In our months long romp through the SDSR the readers and authors at Think Defence have covered a lot of ground and as we enter the final build up phase, maybe we should go back to the beginning and re-examine aspects of strategy that should inform the outcome.
Before I wade in I would like to simply say thank you to all the readers of Think Defence and those that have also commented. The comments have been supremely well informed, very well mannered and have added massive value to the site. Of all the defence blogs out there I haven’t seen any that can manage regularly over 50 comments and in a few posts, over 100, bloody smashing!
One of the accusations levelled at this blog is the lack of posts about the strategic environment and a concentration on equipment issues. Whilst it is true that equipment and tactics should never drive strategy it is equally true that in the real world it does, who can say Typhoon, COIN or CVF have not been dictating the headlines?
The battle between the COIN and Maritime approach has been at the core of headlines and discussion about the SDSR, whether from august institutions like Chatham House and RUSI or less august environs like the blogosphere. If we dig even further it is obvious that the bitter and frankly shameful inter service politics, revolves not around strategy or even tactics, but equipment.
Probably the most illustrative aspect of this reality is CVF, the amount of letters to the editor, blog posts, comments, papers, conferences, interventions from ministers, energy and hopes expended on a mere piece of equipment tells me that there is no strategy, except the preservation of prestige and shiny new toys.
Once more we are letting equipment, industrial and political issues drive the strategic agenda, when will we ever learn?
Instead of seeing constant headlines about the dire impact of not proceeding with CVF it would have been nice if there was more discussion on the strategy that might ultimately derive the need for such a piece of equipment.
Don’t think I am picking on CVF because there are other equipments in the same frame but no doubt, CVF has taken on a mystic aura for detractors and supporters alike.
The SDSR will hopefully deliver a vision based on a foreign policy strategy but given the new Foreign Minister has been practically invisible except for fighting off scandal maybe it was too much to hope for. I hope for more, but expect the SDSR to be a series of vested interests being protected whilst the notion of a balanced capability is consigned to the round filing cabinet and salami slicing will occur left, right and centre.
Expect a fudge.
The nature and scale of the leaking and lobbying tells me three things
1. The service chiefs care more for their service than their country
2. There has been inadequate political control of the agenda
3. The Treasury has managed to divide and conquer, as ever
It is quite depressing really.
Back to strategy
One often hears talk about Great Britain’s place in the world, punching above our weight or maintenance of parity with others as if this is somehow actually means anything. It doesn’t and is simply a fig leaf for a complete lack of long term strategic thinking about single most important thing there is, the nations interest.

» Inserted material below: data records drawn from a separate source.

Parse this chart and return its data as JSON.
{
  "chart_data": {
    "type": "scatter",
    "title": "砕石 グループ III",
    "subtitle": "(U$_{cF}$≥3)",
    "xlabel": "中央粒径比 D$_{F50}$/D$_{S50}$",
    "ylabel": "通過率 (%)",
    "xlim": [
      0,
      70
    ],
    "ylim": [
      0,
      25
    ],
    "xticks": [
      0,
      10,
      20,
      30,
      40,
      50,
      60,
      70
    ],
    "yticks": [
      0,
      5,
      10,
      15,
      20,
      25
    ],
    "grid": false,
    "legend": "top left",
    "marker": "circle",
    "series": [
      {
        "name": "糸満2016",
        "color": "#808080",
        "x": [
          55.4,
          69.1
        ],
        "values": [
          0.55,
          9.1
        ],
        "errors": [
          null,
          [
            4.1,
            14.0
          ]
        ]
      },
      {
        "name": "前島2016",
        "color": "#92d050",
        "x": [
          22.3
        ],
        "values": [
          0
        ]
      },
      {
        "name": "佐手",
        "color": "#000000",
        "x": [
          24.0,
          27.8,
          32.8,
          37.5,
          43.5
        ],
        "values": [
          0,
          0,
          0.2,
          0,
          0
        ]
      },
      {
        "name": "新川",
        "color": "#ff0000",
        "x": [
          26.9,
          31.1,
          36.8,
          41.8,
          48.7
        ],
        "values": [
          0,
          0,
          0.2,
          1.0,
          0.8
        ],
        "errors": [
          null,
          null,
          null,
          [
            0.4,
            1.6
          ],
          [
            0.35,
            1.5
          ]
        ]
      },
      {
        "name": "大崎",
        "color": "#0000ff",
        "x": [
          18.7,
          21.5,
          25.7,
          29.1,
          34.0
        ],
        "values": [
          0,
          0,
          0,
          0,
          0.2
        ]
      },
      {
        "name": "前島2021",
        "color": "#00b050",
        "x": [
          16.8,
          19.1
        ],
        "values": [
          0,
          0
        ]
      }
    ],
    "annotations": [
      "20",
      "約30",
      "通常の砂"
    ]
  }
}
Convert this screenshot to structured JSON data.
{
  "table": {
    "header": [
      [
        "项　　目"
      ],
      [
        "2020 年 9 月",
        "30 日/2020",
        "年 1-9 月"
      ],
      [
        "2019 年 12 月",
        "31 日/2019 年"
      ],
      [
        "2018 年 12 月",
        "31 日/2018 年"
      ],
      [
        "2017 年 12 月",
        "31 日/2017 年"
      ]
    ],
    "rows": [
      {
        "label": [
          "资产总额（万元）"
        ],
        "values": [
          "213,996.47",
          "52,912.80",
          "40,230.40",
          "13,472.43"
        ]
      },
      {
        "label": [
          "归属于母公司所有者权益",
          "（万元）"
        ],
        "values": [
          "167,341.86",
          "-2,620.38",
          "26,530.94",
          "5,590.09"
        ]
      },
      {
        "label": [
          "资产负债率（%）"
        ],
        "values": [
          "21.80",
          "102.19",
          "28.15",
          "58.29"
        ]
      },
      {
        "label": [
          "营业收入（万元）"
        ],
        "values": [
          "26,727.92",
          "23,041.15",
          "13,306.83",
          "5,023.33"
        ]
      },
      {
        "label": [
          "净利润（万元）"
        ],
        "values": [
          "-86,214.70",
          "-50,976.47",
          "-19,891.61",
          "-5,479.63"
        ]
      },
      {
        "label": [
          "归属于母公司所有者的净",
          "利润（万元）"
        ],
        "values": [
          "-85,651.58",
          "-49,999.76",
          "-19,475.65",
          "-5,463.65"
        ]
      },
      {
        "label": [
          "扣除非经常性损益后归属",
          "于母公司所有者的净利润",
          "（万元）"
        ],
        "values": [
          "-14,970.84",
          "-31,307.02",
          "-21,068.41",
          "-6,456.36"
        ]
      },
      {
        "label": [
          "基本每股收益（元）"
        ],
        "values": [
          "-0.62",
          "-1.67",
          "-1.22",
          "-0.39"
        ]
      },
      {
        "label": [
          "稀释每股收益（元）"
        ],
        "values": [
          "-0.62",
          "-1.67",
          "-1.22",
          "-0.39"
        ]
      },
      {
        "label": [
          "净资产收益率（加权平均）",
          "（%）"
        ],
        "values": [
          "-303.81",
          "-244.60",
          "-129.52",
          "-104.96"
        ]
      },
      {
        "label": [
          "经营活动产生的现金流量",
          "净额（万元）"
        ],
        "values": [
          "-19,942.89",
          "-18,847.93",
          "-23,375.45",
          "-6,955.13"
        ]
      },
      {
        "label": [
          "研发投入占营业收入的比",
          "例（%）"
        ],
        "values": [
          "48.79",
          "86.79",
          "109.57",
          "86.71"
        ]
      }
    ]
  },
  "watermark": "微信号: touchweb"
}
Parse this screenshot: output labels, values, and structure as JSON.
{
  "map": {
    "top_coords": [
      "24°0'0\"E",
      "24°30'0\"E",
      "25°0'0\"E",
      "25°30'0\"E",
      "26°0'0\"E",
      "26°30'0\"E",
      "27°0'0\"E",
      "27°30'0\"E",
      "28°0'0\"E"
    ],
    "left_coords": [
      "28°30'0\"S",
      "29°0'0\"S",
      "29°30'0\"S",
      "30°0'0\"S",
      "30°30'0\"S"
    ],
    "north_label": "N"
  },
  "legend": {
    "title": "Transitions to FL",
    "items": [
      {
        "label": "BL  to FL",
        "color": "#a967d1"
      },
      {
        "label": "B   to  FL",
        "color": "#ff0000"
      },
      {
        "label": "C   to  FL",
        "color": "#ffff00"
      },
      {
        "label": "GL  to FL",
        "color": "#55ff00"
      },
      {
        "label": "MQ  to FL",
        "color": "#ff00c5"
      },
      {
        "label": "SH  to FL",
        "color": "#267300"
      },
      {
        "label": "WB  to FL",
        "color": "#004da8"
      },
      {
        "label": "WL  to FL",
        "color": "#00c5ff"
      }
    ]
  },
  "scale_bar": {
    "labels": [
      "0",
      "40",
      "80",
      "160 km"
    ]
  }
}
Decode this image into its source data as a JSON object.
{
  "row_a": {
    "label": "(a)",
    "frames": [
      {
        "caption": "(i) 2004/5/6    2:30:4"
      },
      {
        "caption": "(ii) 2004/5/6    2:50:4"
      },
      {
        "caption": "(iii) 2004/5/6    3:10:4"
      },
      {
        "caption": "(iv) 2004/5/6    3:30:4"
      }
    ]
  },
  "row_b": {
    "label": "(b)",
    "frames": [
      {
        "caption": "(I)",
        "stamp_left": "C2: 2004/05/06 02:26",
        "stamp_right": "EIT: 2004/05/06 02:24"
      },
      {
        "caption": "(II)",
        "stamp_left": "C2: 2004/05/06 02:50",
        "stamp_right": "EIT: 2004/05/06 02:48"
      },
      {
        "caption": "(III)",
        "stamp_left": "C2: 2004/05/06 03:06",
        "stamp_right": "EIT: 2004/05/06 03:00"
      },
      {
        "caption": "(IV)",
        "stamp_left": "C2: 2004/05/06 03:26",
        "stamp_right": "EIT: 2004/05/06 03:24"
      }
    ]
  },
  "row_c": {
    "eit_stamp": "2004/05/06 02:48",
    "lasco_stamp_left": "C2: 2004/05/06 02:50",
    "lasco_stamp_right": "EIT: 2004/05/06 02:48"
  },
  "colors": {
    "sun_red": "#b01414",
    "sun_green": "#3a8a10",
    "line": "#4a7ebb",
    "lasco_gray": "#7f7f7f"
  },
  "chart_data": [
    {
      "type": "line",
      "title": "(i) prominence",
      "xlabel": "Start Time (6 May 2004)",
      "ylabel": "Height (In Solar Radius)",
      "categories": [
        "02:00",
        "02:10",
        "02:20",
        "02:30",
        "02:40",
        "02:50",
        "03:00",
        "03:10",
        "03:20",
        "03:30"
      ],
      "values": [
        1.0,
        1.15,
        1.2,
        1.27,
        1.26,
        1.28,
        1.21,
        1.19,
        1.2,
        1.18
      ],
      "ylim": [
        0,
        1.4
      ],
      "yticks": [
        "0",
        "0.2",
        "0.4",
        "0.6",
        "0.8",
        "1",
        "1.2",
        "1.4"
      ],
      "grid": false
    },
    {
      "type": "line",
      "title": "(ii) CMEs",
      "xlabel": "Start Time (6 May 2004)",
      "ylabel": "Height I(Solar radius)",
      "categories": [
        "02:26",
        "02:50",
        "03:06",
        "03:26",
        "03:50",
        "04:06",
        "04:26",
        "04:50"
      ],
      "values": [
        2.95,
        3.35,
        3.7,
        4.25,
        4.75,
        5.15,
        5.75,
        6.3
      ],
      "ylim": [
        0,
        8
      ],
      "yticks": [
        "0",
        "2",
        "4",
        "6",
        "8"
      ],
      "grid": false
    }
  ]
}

What is the nation’s interest?
In all matters to do with security and defence we must constantly ask, is this in the nation’s interest because if it isn’t, quite frankly we shouldn’t be doing it.
We must also be fully aware that without money and the will to execute, strategy is nothing more than daydreaming.
Therefore, any defence and security related strategy must have a simple straight line relationship to either a clearly defined national interest and/or the economic prosperity of the nation. Surrounding this straight line relationship between security and prosperity should also be a degree of crystal ball gazing, what the future may bring.
Are we really engaged in anything strategic in the absence of a credible vision of the national interest or is the SDSR going to be a short term exercise in budget cutting, specifically avoiding making any of those much vaunted tough choices and substituting genuine vision for babbling about cyber-warfare.